The family drama is refurbished in the following chapters. At the academy, Gunjan (Janhvi Kapoor) is put down by various authority figures. A stern instructor (Vineet Kumar Singh) tells her she's "too weak" for combat. Her batchmates cook up ridiculous excuses to avoid flying with her. Manav Vij plays a hardened commander with an eye for talent. All this is potent stuff — a glimpse into the sustained pushback faced by pioneering officers like Gunjan Saxena, and which women aspirants still continue to face. 

Yet, nothing truly clicks. The problem lies in the way director Sharan Sharma and co-writer Nikhil Mehrotra keep raising the stakes. Gunjan faces sexism at home, at the academy and finally on the battlefield (a politician on TV argues that female recruits are a liability). The mounting odds leave little room for Gunjan to grow as a character. She's a heroine all through: a model of braveness, determination and grit. When she calls out a superior on his fragile masculinity, it's the film talking on Gunjan's behalf, not a young girl risking her hopes and dreams.

Janhvi, in her third feature appearance, takes time easing up to the screen. She spends her early scenes wrapped up in her character's ambitions (Pankaj Tripathi, acutely aware of this deficit, compensates with his trademark humour). Yet, once the action picks up, Janhvi manages to hold her own, darting across the frame and pausing to catch her breath. Her agility on the tarmac is let down by the flying scenes: a series of dull sorties followed by a rescue operation in the hills. 

In Lakshya, there’s a scene where Hrithik Roshan absconds from military school. Gunjan pulls something similar here, though not for a lack of will. Once home, she catches up with a friend who's getting married — a prompt for Gunjan to not give up and settle down.

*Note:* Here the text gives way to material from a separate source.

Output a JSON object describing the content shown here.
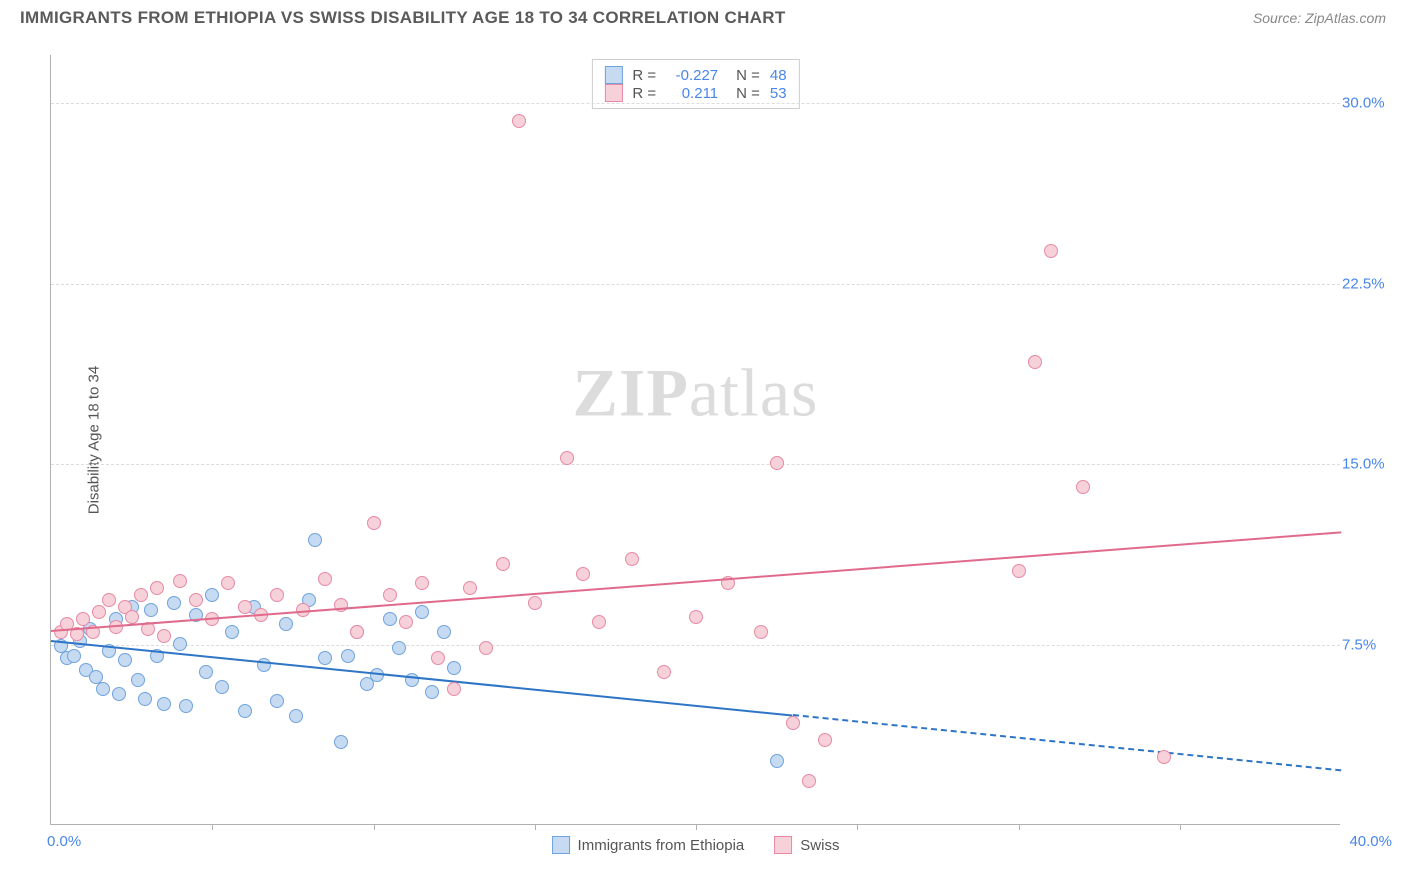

The idea is echoed throughout: the notion that a girl must chase her dreams or ‘retreat into the kitchen’. It's a binary we encounter often: a rigid stance for movies meant to liberate, not restrict.

The film's best moment does not involve Gunjan or her squad. Late one night, Anshuman joins his father for a drink. He complains that he has always indulged Gunjan, allowed her to play cricket with the boys and watch late-night shows. "I feel you care more about her happiness than her safety," Anshuman says. Pankaj Tripathi blinks, then murmurs softly: “I think you should not drink.”